Una brecha crónica entre los ingresos y los gastos del presupuesto estatal (125 mil millones de dólares en los últimos años, según el asesor fiscal de la Legislatura) ha dejado al gobernador Gavin Newsom y a los legisladores luchando por encontrar formas de limpiar las finanzas del estado.
Newsom hasta ahora ha evitado nuevos impuestos para cerrar la brecha, intentando incluso gravar la riqueza de los multimillonarios que podrían aparecer en las elecciones de noviembre. Los defensores sindicales dicen que generaría alrededor de $25 mil millones al año durante cuatro años, aproximadamente el tamaño del déficit proyectado de California, y los ingresos se destinarían principalmente a la atención médica.
Si bien es posible que Newsom no quiera aumentar los impuestos mientras se prepara para una campaña presidencial, sus colegas demócratas en la Legislatura y la miríada de grupos de interés a los que son leales ven cada vez más los aumentos de impuestos como la única salida al doble dilema de los déficits presupuestarios y los recientes recortes en la ayuda federal.

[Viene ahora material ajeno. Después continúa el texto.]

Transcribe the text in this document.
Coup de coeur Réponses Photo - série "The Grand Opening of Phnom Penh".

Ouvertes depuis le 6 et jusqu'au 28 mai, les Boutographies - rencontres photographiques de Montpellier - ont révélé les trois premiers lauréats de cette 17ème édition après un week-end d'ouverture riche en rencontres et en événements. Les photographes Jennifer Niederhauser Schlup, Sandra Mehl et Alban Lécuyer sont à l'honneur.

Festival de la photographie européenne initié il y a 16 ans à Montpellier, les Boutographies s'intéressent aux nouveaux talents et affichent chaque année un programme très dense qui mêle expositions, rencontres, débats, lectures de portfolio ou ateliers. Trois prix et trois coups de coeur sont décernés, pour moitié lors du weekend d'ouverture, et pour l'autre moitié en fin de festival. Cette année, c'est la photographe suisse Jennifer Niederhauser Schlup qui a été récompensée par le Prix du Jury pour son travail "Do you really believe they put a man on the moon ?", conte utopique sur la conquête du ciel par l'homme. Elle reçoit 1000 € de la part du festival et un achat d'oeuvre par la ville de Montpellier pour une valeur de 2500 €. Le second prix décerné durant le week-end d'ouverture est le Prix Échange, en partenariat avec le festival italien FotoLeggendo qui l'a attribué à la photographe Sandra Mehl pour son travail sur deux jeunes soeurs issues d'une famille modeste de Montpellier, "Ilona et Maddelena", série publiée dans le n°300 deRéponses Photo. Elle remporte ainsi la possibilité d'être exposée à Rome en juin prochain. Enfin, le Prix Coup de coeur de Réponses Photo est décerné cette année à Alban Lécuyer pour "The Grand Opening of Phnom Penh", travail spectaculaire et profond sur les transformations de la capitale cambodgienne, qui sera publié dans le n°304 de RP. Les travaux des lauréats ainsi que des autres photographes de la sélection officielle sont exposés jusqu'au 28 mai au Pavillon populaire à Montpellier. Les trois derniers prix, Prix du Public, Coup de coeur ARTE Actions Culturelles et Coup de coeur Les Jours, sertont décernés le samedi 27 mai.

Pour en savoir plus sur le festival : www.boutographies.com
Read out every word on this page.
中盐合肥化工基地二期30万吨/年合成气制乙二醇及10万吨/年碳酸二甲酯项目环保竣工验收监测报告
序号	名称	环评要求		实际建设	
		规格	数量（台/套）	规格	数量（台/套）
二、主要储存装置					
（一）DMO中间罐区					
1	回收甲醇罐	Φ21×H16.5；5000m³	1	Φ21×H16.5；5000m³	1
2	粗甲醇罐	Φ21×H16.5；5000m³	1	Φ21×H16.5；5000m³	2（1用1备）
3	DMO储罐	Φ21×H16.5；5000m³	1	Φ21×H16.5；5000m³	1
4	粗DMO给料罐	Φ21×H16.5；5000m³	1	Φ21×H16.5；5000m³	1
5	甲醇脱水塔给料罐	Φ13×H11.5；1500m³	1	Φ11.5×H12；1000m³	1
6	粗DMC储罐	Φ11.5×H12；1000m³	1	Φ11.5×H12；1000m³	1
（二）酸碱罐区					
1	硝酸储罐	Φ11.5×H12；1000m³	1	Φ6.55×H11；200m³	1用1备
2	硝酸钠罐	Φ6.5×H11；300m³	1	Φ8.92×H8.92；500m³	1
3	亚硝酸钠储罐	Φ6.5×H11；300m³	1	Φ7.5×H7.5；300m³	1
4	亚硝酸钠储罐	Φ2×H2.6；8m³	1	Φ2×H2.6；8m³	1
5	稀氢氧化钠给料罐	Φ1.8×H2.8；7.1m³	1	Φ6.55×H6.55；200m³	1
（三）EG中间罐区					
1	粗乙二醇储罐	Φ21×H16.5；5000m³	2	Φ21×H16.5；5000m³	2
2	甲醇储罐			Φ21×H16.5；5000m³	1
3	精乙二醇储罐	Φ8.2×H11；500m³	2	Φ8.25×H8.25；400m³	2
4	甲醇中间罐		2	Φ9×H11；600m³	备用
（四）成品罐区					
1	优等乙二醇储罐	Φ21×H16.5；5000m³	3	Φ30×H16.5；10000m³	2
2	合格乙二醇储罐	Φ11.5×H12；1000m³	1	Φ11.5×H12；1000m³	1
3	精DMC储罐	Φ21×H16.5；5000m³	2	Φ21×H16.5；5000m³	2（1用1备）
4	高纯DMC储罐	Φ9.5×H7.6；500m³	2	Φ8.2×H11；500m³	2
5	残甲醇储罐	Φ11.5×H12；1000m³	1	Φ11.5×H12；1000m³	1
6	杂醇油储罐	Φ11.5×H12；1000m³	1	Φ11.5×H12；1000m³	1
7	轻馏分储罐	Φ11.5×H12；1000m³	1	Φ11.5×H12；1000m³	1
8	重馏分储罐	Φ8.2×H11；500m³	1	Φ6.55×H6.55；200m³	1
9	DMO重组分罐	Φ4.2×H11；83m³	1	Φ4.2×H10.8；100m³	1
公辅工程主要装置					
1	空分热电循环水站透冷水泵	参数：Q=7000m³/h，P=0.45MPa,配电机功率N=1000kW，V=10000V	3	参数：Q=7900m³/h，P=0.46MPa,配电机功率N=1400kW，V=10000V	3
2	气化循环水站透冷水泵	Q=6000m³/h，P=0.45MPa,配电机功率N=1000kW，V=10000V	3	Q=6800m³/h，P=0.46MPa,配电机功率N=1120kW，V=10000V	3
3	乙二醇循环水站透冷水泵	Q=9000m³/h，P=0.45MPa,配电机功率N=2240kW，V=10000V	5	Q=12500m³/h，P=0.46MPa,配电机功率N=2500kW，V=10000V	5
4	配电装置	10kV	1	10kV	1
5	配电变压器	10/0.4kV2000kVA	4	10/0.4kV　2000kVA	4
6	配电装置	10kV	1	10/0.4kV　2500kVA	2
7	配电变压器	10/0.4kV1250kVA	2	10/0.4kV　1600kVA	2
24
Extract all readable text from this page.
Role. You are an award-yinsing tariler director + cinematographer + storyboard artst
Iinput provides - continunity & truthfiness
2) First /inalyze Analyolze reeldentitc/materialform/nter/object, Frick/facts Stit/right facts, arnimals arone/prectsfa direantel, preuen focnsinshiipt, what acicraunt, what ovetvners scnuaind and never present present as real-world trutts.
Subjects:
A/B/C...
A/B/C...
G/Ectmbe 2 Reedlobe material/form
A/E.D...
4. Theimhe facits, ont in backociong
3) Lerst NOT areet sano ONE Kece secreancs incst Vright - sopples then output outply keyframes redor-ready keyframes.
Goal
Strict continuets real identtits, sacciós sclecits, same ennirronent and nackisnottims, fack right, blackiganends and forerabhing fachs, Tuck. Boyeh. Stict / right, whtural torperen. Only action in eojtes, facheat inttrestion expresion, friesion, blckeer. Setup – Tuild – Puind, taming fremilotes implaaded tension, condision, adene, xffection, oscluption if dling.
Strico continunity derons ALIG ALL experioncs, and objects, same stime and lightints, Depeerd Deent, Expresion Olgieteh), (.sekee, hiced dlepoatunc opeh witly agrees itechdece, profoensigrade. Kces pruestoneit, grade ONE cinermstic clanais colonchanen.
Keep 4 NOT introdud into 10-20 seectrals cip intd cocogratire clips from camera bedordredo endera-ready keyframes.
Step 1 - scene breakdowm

Por lo tanto, está en marcha la búsqueda de alguna forma de impuesto que pueda superar la apropiación política, especialmente si se desvían los impuestos a la riqueza. La búsqueda aterrizó en el sistema de impuestos de California para las empresas multinacionales.
Durante décadas, California impuso esos impuestos sobre lo que se llamó una base “unitaria”. Las corporaciones tenían que declarar sus ingresos mundiales y una fórmula determinaba qué porcentaje pagaría impuestos en California.
El sistema fue muy controvertido y las empresas extranjeras, en particular las de Japón y Gran Bretaña, se opusieron encarnizadamente. Sus gobiernos presionaron a California para que eliminara el sistema directamente y a través de canales diplomáticos.
Finalmente, en 1986, el gobernador republicano George Deukmejian y los legisladores demócratas tiraron la toalla y ordenaron que las corporaciones pudieran continuar con el enfoque unitario o adoptar el cálculo del “borde del agua”, que contaba sólo las operaciones dentro de Estados Unidos.
Desde entonces, los críticos han dicho que la opción del borde del agua es una bendición para las corporaciones, ya que pueden utilizar una contabilidad creativa para transferir ganancias a subsidiarias en otros países y así reducir sus facturas de impuestos en California.
Esa crítica está siendo reavivada por los defensores de un retorno a un sistema exclusivamente unitario.
El asambleísta Damon Connolly, demócrata de San Rafael, ha presentado un proyecto de ley de impuesto único. El miércoles, los comités tributarios de ambas legislaturas celebraron audiencias para recibir aportes de defensores y opositores.
Defensores como el profesor de derecho de UC-Davis, Darien Shansk, argumentaron que las corporaciones se han beneficiado de los recientes cambios en los impuestos federales y que California debería aprovechar sus ganancias para apoyar servicios estatales vitales que están amenazados con recortes.
Los opositores, como Jared Walczak de la California Tax Foundation, advirtieron que regresar a un sistema único complicaría el cumplimiento tributario y potencialmente renovaría la oposición internacional.
El argumento de los defensores individuales de que la opción del borde del agua es una laguna jurídica que ha reducido los ingresos por impuestos corporativos es inestable. California tiene la tercera tasa impositiva corporativa estatal más alta del país, con un 8,4%, y desde que se adoptó la opción hace 40 años, los ingresos por impuestos corporativos han aumentado de $4.8 mil millones a $43.5 mil millones anualmente, un poco menos que la tasa de aumento de los impuestos sobre la renta personal.
Es dudoso que la tributación única pueda hacer mella grave en los déficits presupuestarios crónicos de los estados, y mucho menos reemplazar los recortes federales. Dos expertos en impuestos de agencias estatales dijeron a los legisladores que estimar las ganancias de ingresos es prácticamente imposible. El Centro de Políticas y Presupuesto de California, de tendencia izquierdista, estima que podría generar otros 3.000 millones de dólares al año, mientras que Shanske sugiere 4.000 millones de dólares.
El déficit estatal ronda los 20 mil millones de dólares al año, y las proyecciones para déficits futuros están en el mismo rango. Para cerrar realmente la brecha, los niveles propuestos del impuesto a la riqueza tendrían que aumentarse indefinidamente, y se necesitarían más para reemplazar los recortes federales.
Es otro recordatorio de que hacer promesas sin ingresos que las respalden es una tontería para las finanzas públicas.
Dan Walters es columnista de CalmMatter.